清の衰退 18世紀後半になると、各地で抗租・抗糧と呼ばれる経済闘争、白蓮教と総称される秘密宗教結社の反乱が続発し、戦乱による荒廃と反乱平定に要した巨額の出費は、清の国力を大きく消耗させた。
清の衰退


清代の人口の変化 清代中期の爆発的人口増加は太平の持続と穀物増産の進展によるほか、地丁銀制施行により人頭課税が廃止されたことも影響している。人口増加は耕地不足を招いて流民や移民の数も増加させ、華北漢人の華南移住(客家)や、東南アジアなどへの国外移住(いわゆる華僑)などが進展していった。

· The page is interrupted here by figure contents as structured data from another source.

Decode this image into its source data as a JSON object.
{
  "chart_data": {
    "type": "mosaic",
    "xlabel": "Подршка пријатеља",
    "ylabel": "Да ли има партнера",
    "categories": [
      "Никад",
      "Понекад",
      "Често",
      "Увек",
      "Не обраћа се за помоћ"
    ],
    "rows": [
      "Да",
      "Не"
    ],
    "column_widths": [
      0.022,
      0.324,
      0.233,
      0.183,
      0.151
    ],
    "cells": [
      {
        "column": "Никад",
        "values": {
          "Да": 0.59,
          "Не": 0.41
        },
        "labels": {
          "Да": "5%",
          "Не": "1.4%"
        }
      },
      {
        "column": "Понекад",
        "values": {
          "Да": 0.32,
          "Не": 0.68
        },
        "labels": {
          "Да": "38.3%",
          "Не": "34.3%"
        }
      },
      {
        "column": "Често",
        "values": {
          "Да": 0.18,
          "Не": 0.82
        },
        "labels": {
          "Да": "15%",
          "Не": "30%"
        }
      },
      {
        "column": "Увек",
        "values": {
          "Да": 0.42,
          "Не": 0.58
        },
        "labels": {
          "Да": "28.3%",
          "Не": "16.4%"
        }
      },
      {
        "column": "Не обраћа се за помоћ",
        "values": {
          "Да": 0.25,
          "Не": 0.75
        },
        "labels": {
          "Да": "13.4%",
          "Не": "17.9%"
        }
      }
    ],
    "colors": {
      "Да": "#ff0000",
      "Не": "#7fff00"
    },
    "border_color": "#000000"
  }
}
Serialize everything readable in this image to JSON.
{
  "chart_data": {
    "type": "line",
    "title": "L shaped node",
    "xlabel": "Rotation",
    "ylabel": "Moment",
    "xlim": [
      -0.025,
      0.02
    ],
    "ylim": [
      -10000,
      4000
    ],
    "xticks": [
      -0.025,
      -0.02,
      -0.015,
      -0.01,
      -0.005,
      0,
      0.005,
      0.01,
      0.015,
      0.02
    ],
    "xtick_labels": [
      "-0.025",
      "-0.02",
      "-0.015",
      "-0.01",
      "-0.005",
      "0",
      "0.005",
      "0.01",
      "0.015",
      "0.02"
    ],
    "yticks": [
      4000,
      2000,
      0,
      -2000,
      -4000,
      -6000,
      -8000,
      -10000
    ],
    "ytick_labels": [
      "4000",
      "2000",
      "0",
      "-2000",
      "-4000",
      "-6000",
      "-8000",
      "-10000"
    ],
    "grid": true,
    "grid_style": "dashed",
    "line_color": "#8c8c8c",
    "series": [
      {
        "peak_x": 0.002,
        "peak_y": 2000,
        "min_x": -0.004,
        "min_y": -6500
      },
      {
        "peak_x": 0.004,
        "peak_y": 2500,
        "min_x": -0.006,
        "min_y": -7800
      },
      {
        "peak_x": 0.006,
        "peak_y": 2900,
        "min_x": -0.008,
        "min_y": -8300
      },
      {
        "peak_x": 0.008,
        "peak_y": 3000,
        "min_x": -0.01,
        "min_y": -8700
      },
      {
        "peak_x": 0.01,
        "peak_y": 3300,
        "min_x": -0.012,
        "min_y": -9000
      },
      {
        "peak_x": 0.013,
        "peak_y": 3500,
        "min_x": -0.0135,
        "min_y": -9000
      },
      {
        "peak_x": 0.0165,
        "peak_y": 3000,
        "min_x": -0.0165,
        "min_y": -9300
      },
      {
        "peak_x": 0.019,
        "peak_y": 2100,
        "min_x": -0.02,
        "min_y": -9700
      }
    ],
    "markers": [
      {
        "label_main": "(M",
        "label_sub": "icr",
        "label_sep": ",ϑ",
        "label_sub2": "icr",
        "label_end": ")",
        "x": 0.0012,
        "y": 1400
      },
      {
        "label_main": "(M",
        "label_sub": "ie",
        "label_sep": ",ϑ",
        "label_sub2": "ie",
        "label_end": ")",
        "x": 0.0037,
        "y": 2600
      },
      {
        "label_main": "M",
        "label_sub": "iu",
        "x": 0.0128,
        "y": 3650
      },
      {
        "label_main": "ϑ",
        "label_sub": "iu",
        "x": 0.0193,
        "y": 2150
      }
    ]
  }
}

このため、乾隆帝の治世も後半になると、各地で民衆の反乱や抵抗運動が続発するようになったが、これらの反乱・抵抗運動には、抗租・抗糧 ❶ と呼ばれる経済闘争のほか、秘密宗教結社に率いられたものが多かった。元末以来、明・清と根強い活動を続けてきたこれらの秘密宗教結社は、一般に白蓮教と総称されるが、1774年に山東省でおきた清水教の乱は、この時期における白蓮教の反乱の皮切りとなり、1796年に始まった白蓮教徒の乱(嘉慶白蓮教の乱, 1796〜1804)は、湖北・四川省を中心に10年に及ぶ大乱となった。清朝はこの反乱の平定に苦しみ、清朝正規軍(八旗・緑営)の腐敗と弱体化が露呈され、反乱の平定には、むしろ地方官や地主層によって組織された地方自衛軍(郷勇)の活躍によるところが大きかった。また、戦乱による荒廃と反乱平定に要した巨額の出費は、清の国力を大きく消耗させた。その後も白蓮教結社の地下活動はやまず、1813年には教徒が不意をついて北京の宮城内に乱入するという天理教との乱がおきている。またこの時代には、「反清復明」を唱える民間の政治的秘密結社の活動も活発になった。こうした政治的秘密結社を会党といい、天地会・哥老会などが代表的なものであった。❶ 抗租は佃戸の地主に対する小作料の減免闘争をさし、抗糧は土地所有農民の国家に対する納税忌避闘争をさす。